Les Traversées de Paris à la plume et à l’écran
Emilio Ronchini / Mondadori Portfolio, Public domain, via Wikimedia Commons
La nouvelle de Marcel Aymé (1902-1967), La Traversée de Paris, est parue dix ans avant le film, soit en 1946 à la Galerie Charpentier (grand in-4 en feuilles, sous couverture beige + étui de l’éditeur). Un des 250 sur pur fil, après 50 sur vélin de Lana, sera mis en vente à Lyon, le 17 octobre 2024 par Médicis Enchères, Clément Schintgen étant au marteau, avec une estimation de 150/200 €. Il est orné par 14 gravures : un frontispice, une tête de chapitre et 12 à pleine page par Jean Oberlé.

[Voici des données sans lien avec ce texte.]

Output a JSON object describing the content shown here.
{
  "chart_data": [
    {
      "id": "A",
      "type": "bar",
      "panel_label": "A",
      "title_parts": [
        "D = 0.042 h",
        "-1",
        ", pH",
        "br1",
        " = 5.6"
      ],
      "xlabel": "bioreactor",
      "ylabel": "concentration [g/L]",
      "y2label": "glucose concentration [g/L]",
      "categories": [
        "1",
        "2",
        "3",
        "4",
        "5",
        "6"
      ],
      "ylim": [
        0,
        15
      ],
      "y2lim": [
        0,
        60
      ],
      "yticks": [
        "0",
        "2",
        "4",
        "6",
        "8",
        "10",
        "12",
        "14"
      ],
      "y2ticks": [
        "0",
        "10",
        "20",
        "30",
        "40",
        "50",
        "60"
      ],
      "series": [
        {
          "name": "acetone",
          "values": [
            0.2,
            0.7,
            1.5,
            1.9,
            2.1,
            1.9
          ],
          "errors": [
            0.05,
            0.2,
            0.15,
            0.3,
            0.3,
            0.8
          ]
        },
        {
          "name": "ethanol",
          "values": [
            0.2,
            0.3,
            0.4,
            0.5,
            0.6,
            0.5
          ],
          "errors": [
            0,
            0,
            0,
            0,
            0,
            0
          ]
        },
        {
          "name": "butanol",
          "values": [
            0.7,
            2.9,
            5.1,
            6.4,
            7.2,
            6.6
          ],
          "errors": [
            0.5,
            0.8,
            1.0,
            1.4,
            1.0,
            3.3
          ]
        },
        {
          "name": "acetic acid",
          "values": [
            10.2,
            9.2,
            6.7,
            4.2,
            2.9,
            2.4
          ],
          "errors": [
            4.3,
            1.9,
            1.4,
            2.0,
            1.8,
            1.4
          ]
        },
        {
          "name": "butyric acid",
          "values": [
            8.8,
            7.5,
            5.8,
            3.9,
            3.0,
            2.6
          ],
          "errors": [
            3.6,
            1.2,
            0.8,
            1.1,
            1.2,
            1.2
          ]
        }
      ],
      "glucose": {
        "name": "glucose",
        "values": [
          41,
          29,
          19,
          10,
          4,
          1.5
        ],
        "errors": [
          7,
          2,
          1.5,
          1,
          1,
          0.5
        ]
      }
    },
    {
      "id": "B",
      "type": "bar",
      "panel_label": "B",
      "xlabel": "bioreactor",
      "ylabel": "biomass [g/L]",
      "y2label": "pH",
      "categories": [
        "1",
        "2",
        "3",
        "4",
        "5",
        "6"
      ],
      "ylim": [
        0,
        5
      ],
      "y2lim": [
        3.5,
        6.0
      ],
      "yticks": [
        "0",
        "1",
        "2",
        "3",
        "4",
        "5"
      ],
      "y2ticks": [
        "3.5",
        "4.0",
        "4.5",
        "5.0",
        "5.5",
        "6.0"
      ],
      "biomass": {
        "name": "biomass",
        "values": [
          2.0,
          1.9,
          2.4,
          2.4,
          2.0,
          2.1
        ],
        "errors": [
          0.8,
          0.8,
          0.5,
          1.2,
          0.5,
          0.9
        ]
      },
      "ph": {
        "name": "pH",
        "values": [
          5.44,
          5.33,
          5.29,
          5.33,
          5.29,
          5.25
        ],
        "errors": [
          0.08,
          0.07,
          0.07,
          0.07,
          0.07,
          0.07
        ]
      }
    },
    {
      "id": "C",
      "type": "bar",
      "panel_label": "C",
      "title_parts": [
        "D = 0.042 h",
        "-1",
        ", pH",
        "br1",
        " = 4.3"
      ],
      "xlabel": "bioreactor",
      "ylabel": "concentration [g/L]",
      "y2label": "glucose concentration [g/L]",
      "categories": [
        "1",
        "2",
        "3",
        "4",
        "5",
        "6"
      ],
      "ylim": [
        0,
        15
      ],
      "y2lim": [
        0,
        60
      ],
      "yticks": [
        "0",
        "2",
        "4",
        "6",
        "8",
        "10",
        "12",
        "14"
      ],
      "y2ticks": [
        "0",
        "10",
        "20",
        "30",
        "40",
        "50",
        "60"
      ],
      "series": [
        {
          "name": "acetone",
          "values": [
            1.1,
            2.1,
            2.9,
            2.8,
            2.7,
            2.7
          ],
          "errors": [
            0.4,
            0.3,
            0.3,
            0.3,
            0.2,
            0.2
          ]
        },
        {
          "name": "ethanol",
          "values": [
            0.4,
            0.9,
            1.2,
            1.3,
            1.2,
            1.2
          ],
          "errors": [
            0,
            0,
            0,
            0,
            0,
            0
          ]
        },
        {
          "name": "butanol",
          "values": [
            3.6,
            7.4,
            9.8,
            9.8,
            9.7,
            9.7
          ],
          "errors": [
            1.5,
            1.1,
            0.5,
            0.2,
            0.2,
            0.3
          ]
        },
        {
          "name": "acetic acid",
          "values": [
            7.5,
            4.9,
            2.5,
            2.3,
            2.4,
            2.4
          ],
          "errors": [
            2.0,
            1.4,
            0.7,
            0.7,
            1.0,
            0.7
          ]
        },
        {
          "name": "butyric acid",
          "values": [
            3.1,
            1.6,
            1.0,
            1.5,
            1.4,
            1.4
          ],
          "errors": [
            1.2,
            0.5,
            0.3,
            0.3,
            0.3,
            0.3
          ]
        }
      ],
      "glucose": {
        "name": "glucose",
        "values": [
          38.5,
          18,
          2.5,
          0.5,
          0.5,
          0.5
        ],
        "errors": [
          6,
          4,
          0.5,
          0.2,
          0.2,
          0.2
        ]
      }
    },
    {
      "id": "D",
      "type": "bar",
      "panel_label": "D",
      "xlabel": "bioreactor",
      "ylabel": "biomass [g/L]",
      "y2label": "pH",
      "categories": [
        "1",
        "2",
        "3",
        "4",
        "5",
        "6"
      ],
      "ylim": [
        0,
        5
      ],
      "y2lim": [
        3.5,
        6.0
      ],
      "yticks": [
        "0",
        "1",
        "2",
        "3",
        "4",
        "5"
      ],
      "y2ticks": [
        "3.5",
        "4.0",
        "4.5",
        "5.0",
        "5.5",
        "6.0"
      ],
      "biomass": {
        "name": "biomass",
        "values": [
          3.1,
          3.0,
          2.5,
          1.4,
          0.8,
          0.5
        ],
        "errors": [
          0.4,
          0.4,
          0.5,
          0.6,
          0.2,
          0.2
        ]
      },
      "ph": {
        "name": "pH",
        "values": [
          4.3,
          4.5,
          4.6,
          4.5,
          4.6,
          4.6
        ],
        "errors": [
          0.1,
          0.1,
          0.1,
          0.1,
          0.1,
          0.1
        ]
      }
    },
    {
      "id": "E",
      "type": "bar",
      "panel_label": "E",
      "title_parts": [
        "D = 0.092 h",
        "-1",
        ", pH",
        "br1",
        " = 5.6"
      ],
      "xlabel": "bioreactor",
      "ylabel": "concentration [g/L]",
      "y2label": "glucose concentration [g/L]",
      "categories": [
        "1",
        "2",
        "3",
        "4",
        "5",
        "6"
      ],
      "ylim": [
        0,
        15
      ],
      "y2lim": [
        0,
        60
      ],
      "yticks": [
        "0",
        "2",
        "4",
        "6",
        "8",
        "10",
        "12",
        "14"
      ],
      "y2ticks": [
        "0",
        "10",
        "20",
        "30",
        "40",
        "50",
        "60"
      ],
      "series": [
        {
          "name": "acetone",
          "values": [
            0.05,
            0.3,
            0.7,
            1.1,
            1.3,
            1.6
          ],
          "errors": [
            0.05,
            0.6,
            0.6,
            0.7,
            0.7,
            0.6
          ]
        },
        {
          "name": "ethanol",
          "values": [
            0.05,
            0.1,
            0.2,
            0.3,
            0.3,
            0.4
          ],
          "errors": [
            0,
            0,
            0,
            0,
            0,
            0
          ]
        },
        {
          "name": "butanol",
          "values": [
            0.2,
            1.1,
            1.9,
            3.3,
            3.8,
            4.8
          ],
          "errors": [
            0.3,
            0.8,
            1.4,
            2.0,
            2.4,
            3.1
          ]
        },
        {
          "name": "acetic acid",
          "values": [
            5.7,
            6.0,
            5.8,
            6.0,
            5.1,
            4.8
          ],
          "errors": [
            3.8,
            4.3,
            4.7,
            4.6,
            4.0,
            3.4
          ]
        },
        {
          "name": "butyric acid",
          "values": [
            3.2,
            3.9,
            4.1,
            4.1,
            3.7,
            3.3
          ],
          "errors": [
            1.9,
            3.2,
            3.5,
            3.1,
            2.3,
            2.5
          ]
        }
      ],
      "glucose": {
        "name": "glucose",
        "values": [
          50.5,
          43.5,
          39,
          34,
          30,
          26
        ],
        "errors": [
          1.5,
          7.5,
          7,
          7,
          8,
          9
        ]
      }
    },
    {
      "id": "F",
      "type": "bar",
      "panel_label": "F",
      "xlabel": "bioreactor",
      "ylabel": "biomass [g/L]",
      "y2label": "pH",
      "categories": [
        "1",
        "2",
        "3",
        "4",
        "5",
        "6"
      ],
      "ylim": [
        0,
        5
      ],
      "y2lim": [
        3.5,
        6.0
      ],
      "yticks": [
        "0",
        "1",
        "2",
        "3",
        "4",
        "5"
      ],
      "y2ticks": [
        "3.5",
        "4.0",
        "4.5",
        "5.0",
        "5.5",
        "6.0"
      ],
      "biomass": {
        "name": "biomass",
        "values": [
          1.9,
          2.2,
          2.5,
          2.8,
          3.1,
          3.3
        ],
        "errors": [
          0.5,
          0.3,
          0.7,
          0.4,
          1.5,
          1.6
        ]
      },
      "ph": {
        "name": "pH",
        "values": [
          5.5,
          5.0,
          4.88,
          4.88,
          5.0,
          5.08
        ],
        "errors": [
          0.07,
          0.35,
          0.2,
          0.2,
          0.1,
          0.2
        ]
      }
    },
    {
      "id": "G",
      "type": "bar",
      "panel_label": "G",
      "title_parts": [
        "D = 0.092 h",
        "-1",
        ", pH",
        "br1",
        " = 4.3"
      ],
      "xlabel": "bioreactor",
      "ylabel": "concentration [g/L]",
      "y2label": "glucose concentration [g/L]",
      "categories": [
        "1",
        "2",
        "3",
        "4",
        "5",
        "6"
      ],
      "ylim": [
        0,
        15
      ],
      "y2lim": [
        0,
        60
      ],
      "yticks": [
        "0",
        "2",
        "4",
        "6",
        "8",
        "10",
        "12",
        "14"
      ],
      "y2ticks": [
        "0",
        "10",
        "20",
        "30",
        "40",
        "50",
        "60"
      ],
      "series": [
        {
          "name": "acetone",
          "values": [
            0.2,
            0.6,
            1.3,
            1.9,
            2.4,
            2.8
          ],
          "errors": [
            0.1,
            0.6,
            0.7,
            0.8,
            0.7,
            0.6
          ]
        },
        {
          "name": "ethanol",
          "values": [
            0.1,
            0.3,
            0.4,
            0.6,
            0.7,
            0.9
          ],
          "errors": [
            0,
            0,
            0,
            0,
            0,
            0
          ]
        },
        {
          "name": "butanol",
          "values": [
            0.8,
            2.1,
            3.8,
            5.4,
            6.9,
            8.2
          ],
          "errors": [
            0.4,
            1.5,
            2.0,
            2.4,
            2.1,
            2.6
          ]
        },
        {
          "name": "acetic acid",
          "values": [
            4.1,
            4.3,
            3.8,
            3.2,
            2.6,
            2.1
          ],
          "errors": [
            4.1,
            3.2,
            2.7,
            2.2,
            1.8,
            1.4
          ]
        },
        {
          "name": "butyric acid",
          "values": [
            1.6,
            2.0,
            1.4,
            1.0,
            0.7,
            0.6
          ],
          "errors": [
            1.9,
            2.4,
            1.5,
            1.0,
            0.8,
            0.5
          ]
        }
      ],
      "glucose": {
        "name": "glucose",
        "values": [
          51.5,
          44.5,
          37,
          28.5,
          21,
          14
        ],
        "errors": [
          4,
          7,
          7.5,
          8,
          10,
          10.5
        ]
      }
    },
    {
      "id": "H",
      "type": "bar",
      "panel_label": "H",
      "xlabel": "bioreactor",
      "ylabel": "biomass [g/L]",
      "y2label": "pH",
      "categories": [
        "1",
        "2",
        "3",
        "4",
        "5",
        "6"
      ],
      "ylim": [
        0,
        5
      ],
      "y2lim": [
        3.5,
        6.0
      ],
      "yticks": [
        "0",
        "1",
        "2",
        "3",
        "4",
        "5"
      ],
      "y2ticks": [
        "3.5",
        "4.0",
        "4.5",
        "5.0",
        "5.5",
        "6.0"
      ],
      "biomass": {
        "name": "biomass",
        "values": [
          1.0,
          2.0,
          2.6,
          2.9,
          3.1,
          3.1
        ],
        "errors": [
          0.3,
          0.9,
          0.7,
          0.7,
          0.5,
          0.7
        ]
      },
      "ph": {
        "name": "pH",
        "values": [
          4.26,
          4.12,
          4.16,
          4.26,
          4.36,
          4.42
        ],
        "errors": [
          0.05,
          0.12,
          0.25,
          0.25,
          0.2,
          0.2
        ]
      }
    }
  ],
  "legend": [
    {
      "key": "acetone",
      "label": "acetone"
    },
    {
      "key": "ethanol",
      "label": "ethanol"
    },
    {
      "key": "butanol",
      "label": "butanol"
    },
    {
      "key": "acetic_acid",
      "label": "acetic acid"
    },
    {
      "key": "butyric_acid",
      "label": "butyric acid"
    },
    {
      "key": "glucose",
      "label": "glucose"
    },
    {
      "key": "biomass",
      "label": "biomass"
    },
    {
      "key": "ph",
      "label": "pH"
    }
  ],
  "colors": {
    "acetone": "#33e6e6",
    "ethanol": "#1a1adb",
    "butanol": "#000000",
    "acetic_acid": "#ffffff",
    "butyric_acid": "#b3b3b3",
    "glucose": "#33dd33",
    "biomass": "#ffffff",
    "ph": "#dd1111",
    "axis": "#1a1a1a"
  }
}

Les scénaristes du film, Jean Aurenche et Pierre Bost, ont exploité le cynisme de Granjil, le peintre incarné par Jean Gabin, et la naïveté de Martin, le chauffeur de taxi au chômage personnifié par André Bourvil, au contraire de l’auteur de la nouvelle, Marcel Aymé. La fin de la nouvelle est noire, comme souvent s’achèvent ses récits. Lorsque Martin découvrit que Grandgil était un peintre aisé qui ne l’avait accompagné dans son expédition nocturne que pour s’amuser, il entra en fureur et, au cours de la bagarre qui s’ensuivit, le poignarda. Plus tard, il se livra à la police avec un sentiment de justice accomplie. La dernière image du film, moins noire, est toutefois empreinte d’une certaine amertume. On voit, après la fin de la guerre, Grandgil sur le quai d’une gare, suivi par un porteur de valises comme il en existait autrefois. On l’a deviné, le porteur est Martin. Les deux hommes s’exclament, mais le spectateur sait qu’ils ne se reverront jamais.
La nouvelle La Traversée de Paris fut insérée dans le recueil Le Vin de Paris (Gallimard, 1947, in 12), qui en comporte huit. Un exemplaire du tirage de tête, un des 20 sur vélin de Hollande relié par Louise Lévêque, en demi-maroquin lie-de-vin à coins à la bradel, a été adjugé 700 €, à Drouot, le 9 février 2022, par la maison Oger Blanchet, assisté par Michel Siegelbaum.
La Traversée de Paris, le film réalisé en 1956 par Claude Autant-Lara, a quelque peu occulté le déroulement de la nouvelle de Marcel Aymé dont il est tiré. La truculence de Jean Gabin et la bonne volonté d’André Bourvil, les deux protagonistes du scénario, ont assuré le succès du film. La présence de Louis de Funès en épicier intéressé et peureux, a encore permis d’inscrire un morceau d’anthologie dans l’histoire du cinéma. On entend encore la voix de stentor de Gabin hurler le nom de Jambier, afin de le forcer à augmenter le prix du transport. On revoit volontiers ces héros chargés d’une grosse valise remplie de quartiers de cochon, traverser la ville occupée par les Allemands. Le film fut présenté à la Mostra de Venise 1956, où Bourvil remporta la Coupe Volpi du meilleur acteur. « Cependant, le cynisme de l’ère de l’Occupation représenté dans ce film n’est pas considéré comme conventionnel à l’époque de sa sortie, ce qui provoqua quelques controverses », explique un critique. Il reste que ce film apporte un témoignage à cette période noire de notre histoire.